I spent some time this morning looking at PureEdit. It bills itself as a CMS, which is a classification I don’t know that I can agree with completely.
For the record, I only watched a couple of screencasts and browsed through some of the code. I don’t know if it would call it a CMS based on the definition we offered a few months ago, since there’s no higher CMS functionality: versioning, workflow, check-in/out, granular user management, etc. (PureEdit is, actually, every bit the “RDBWAAS” mentioned in the afore-linked article.)
What PureEdit is, however, is a nicely slick way of managing some database tables. Call it a very polished version of phpMyAdmin. It lets you, the developer, create a very usable interface to let non-developers manage database records of a database you created.
This is handy in a lot of ways, because there’s no over-arching data storage architecture to worry about (it’s your database, after all), and there isn’t any publishing architecture either – no templating or other stuff to worry about. You can just pull content from the database on the front end as you see fit, just like you’ve known how to do for years.
This is a nicely way to solve the problem we discussed a couple of years back: The Quandary of the Single Table Web Site.

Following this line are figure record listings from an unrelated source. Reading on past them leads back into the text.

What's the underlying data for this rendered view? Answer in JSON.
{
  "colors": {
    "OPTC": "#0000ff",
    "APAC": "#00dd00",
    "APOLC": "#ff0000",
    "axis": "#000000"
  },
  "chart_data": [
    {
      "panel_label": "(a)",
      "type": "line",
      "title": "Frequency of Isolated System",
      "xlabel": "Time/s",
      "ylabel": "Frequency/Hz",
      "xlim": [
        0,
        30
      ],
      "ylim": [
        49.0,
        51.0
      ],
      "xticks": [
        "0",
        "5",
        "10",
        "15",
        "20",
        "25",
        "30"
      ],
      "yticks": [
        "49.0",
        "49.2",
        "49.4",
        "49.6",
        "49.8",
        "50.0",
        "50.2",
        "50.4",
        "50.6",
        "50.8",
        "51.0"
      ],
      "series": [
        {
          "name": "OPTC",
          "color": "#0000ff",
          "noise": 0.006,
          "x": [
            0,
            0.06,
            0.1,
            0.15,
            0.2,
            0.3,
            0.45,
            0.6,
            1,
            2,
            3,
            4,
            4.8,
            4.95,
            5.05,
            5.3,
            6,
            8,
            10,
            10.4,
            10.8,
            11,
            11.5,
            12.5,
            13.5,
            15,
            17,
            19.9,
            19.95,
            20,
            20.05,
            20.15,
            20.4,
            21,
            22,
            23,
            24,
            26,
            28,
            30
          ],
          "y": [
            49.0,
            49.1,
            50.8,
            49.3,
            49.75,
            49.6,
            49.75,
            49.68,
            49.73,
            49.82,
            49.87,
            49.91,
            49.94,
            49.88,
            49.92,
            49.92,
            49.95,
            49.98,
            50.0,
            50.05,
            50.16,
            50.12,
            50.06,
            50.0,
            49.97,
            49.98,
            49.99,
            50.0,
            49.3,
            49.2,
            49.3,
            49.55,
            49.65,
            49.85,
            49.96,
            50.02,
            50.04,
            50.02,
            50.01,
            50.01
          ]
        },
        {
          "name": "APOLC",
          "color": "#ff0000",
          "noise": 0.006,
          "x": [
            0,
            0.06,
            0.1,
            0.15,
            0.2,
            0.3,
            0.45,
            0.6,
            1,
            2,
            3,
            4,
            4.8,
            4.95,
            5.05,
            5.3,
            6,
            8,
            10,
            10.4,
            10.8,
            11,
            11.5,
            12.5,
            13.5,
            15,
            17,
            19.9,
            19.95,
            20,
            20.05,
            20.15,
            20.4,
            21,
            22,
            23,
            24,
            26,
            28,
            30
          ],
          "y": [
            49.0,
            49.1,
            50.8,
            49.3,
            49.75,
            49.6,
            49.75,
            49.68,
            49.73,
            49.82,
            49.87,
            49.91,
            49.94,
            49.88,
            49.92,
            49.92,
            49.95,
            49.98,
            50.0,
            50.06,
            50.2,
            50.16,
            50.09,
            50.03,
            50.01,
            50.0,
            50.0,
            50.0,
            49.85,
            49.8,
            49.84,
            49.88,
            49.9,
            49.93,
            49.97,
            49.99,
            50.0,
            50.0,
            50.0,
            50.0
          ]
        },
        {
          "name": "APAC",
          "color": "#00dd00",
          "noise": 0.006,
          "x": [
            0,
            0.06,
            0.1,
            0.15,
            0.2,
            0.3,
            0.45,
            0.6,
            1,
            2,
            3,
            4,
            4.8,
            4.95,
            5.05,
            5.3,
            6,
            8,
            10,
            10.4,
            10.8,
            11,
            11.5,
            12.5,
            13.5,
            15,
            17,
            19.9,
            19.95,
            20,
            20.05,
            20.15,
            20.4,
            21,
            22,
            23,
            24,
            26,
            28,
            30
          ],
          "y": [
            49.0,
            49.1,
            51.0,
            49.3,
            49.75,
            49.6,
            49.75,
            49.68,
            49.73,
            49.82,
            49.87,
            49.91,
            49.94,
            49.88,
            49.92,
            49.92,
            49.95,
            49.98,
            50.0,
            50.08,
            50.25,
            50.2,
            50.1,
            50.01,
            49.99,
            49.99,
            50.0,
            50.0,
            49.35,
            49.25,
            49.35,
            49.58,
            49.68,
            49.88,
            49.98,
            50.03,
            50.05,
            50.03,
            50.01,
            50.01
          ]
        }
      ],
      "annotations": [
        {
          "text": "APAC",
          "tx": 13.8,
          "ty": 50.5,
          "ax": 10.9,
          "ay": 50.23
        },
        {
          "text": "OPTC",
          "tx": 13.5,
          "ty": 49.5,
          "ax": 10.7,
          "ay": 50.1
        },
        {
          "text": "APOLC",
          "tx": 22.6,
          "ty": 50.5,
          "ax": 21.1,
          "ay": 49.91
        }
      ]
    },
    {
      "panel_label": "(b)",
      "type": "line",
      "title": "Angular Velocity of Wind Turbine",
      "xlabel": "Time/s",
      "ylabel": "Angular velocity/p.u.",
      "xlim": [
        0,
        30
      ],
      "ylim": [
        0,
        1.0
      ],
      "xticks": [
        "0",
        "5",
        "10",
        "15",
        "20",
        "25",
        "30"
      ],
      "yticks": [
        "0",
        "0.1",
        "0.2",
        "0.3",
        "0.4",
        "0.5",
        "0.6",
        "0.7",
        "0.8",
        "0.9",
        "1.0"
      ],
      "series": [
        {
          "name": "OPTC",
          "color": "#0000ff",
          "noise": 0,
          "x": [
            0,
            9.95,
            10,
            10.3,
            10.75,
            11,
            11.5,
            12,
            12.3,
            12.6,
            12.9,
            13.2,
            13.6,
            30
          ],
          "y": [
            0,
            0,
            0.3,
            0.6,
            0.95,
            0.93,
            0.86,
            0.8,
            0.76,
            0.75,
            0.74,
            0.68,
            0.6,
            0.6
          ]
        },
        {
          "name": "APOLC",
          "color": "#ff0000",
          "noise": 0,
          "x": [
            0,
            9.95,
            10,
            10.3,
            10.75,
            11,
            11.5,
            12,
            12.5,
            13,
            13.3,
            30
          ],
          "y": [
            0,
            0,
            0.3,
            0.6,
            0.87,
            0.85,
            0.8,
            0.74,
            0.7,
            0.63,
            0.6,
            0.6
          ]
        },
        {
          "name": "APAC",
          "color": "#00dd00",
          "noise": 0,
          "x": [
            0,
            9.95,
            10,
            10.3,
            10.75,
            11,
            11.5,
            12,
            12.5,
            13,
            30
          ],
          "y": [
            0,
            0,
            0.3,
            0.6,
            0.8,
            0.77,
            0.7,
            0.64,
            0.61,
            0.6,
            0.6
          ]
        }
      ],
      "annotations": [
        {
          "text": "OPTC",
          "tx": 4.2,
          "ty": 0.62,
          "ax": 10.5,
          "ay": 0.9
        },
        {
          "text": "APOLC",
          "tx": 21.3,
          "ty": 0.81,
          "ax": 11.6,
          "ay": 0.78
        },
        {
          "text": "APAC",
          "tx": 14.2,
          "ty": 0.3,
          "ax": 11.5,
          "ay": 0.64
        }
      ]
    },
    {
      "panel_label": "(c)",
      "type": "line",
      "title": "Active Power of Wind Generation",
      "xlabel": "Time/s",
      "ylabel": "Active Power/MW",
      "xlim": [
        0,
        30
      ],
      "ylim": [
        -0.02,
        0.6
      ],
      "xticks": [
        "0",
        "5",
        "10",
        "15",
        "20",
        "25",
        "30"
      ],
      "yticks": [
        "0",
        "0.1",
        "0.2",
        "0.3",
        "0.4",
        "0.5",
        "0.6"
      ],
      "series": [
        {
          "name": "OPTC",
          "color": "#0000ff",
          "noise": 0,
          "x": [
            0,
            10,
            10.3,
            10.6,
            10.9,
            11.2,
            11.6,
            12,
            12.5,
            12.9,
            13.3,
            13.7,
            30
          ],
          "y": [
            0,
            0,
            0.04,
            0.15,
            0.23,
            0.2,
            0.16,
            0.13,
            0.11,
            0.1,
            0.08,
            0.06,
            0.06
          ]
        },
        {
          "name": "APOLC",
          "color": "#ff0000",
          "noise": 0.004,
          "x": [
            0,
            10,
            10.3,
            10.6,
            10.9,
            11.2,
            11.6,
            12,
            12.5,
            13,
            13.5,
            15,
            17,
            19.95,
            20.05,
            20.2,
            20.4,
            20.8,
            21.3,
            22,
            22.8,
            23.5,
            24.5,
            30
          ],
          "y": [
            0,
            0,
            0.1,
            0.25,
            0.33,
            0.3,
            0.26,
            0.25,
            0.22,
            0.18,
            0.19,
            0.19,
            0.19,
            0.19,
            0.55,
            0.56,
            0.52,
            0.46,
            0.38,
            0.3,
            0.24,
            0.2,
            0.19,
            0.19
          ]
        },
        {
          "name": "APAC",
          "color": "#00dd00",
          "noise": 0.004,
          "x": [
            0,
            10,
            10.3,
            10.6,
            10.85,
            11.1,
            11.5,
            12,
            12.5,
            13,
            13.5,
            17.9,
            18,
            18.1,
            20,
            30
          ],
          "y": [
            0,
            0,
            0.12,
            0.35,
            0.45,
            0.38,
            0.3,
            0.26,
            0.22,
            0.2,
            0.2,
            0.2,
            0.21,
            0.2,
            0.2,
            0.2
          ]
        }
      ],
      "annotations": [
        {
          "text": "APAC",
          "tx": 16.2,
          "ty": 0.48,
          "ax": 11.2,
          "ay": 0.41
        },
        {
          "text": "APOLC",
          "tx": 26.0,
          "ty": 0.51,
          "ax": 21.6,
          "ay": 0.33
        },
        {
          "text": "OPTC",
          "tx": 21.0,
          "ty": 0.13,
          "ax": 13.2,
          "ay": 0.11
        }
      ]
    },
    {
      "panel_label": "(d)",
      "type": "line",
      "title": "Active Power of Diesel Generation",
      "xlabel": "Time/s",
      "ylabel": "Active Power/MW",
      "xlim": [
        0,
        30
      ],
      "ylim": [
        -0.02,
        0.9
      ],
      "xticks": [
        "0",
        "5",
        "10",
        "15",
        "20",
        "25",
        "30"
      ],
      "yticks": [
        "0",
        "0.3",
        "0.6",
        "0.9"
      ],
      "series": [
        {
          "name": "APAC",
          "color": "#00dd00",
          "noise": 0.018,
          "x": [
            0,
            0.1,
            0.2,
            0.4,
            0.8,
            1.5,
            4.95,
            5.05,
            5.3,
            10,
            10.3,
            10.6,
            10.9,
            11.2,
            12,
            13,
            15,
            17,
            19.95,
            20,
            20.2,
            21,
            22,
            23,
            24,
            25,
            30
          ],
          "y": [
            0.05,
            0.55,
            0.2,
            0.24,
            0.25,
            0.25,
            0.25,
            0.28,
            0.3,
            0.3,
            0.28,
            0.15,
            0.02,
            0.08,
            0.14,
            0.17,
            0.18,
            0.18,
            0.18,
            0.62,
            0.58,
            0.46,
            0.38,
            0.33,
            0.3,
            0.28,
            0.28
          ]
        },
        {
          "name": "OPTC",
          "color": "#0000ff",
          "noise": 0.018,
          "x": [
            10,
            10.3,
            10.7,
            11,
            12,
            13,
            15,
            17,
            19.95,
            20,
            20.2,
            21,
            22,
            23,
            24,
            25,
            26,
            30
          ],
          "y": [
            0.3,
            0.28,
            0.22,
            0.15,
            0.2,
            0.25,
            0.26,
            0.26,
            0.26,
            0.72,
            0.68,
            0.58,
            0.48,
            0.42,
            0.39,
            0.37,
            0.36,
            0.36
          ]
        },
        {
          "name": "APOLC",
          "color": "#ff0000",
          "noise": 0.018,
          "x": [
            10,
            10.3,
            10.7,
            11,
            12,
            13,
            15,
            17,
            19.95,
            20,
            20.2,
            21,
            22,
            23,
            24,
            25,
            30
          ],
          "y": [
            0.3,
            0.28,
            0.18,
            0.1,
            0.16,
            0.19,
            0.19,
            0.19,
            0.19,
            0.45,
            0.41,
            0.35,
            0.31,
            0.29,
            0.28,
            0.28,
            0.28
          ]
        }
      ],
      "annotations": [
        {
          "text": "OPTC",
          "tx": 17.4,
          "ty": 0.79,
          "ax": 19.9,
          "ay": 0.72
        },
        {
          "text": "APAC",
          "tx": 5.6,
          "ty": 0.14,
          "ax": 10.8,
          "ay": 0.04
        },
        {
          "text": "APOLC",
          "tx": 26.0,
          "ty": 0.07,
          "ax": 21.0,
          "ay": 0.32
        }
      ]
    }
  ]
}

What do you do with sites that need a single table of data updated? These are sites which are totally static, except for this one thing…
[…] This happens a lot – the sites are all static except for one element, be it a list of locations, events, the ubiquitous “Latest News,” etc.
What I like about PureEdit is that its datatype handling is pluggable, so you can think up a way that a user needs to manage a field, and the edit interface will present them with a customized widget for that datatype. (Example: you could plug in a Google Maps interface, have the user select a location from it, and then store the lat/lon information. This is something we’ve done for eZ publish, but it’s order of magnitude more complex in that environment.)
I also like that there’s no publishing mechanism. In my experience with content management, I’ve always felt this was the most wasted area of effort. Content publishing is vastly more simple than content management or editing (see The Value-Add Side of Content Management, CMS’s Should Manage Content, Not Display It and CMS Administration vs. Presentation Languages).
So, consider PureEdit a cross between phpMyAdmin and a full-blown CMS. It’s a nice, handy way to let non-developers manage tables of data.
It’s at version 1.1, and I’m excited to see where it goes. Add versioning, check in/out (or just simple record locking), and some more finely-grained user management (this user can edit records in Table A, but not Table B), and you’d really have a heck of a piece of work.